I would hope that no medical professionals would talk to a woman like that (whether in labour or not)! That would not be acceptable. Ant patient should be grated with respect and care.

However - with the appropriate respectful treatment - there are probably points in childbirth that a woman needs to have some trust in the professionals around her.

I would hope that anyone who suffered abuse would seek help, especially before childbirth: to help re-build their self-esteem and ease the birth and the transition into motherhood (which can be rough at the best of times). That is a huge burden to carry sad

Jayne266 Fri 08-Feb-13 22:15:01

I was like you thinkmummy I took bigger nighties etc to covet me up and was nervous of doing skin to skin as there was people around. But then it happened I was naked with my legs apart for a hour (had to be stitched) and had 2/3 different people checking my wound or holding my boobs to help me breast feed. But it's horrible thought until it happens so get the skirt just don't spend too much as other mners have said you won't need it.
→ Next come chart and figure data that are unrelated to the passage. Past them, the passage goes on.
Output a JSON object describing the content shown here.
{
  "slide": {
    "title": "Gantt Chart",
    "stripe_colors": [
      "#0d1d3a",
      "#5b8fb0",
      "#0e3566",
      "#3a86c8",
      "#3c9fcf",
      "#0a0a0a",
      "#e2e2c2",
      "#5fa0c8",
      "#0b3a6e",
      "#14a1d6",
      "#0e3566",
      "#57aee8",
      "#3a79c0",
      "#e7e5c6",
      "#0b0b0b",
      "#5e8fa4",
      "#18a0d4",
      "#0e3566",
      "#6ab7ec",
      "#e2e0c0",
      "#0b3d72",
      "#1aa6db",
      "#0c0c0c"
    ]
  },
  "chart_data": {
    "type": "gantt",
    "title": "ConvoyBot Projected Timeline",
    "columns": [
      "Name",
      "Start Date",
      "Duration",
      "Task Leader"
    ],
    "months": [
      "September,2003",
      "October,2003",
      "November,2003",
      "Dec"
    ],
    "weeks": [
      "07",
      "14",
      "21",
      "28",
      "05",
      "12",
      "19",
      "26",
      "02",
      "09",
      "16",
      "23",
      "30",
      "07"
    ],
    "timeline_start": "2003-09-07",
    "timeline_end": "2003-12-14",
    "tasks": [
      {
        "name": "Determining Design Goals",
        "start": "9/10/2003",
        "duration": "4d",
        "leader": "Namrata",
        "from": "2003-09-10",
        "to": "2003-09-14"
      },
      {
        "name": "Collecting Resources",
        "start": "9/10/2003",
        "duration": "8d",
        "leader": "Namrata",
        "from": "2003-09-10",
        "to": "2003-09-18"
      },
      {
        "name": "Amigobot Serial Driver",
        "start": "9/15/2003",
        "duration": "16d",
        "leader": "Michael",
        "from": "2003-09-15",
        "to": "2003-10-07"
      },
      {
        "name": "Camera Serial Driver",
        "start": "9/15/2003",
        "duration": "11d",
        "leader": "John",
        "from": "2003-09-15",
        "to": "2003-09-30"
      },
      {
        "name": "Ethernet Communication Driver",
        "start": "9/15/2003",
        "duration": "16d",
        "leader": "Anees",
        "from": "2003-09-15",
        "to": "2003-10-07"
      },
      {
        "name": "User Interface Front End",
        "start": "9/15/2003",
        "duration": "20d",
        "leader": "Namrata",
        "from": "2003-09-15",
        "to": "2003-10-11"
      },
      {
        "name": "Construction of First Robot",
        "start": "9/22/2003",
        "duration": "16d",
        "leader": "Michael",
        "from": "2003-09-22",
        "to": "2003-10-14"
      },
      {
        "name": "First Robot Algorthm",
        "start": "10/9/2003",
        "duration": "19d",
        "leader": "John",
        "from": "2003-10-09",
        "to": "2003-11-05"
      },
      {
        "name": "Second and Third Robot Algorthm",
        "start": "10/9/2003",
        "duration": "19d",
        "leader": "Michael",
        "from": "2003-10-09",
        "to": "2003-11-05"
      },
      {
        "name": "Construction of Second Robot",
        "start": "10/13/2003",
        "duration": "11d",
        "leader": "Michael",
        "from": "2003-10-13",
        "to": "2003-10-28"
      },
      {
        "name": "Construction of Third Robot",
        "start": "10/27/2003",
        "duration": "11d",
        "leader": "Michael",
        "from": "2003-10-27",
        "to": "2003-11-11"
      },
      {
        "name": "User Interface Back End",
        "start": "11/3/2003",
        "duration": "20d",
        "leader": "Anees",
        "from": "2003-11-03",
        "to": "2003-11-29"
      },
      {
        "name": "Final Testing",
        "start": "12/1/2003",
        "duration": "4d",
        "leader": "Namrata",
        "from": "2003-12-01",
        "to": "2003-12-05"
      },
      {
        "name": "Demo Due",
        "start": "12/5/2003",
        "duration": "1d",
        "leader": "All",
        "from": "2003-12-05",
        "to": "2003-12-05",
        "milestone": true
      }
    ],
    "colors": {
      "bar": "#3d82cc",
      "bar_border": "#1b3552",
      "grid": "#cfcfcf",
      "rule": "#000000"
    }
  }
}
rainrainandmorerain Fri 08-Feb-13 22:41:24

It can be a huge burden QT - given how under reported but common sexual abuse is, in all honesty, a lot of women will reach pregnancy and birth without having sought or been given any sort of help.

Easy to say we should. Same way everyone with a problem should seek help when appropriate. But sometimes we don't, and I'd be careful about putting even more burden of responsibility (blame?) onto survivors of sexual abuse, tbh. Although I don't think for a minute that's what you meant.

fwiw, I had a planned c section for tokophobia, some of which must have been related to my abuse. And I had sought help/had counselling for it (abusive background) earlier. It certainly helped, a lot - but without sounding negative, it doesn't fix/solve everything.

My c section was conducted with the utmost respect for my privacy, dignity and control. It was pretty much as good as I could wish for. Not a solution for everyone, obvs, but it was for me.

QTPie Fri 08-Feb-13 23:03:04

I hope that as many people both seek help with such a burden and find the strength to report any problems with medical professionals (although I really hope that they do not experience any sad ). I appreciate that the latter is particularly hard to do - as it is being forced to deal with more abuse. None of this abuse should happen - terrible.

Birth and becoming a mum is a huge mental shift at the best of times...

Glad that you found a reasonable way forward, rainrainandmorerain.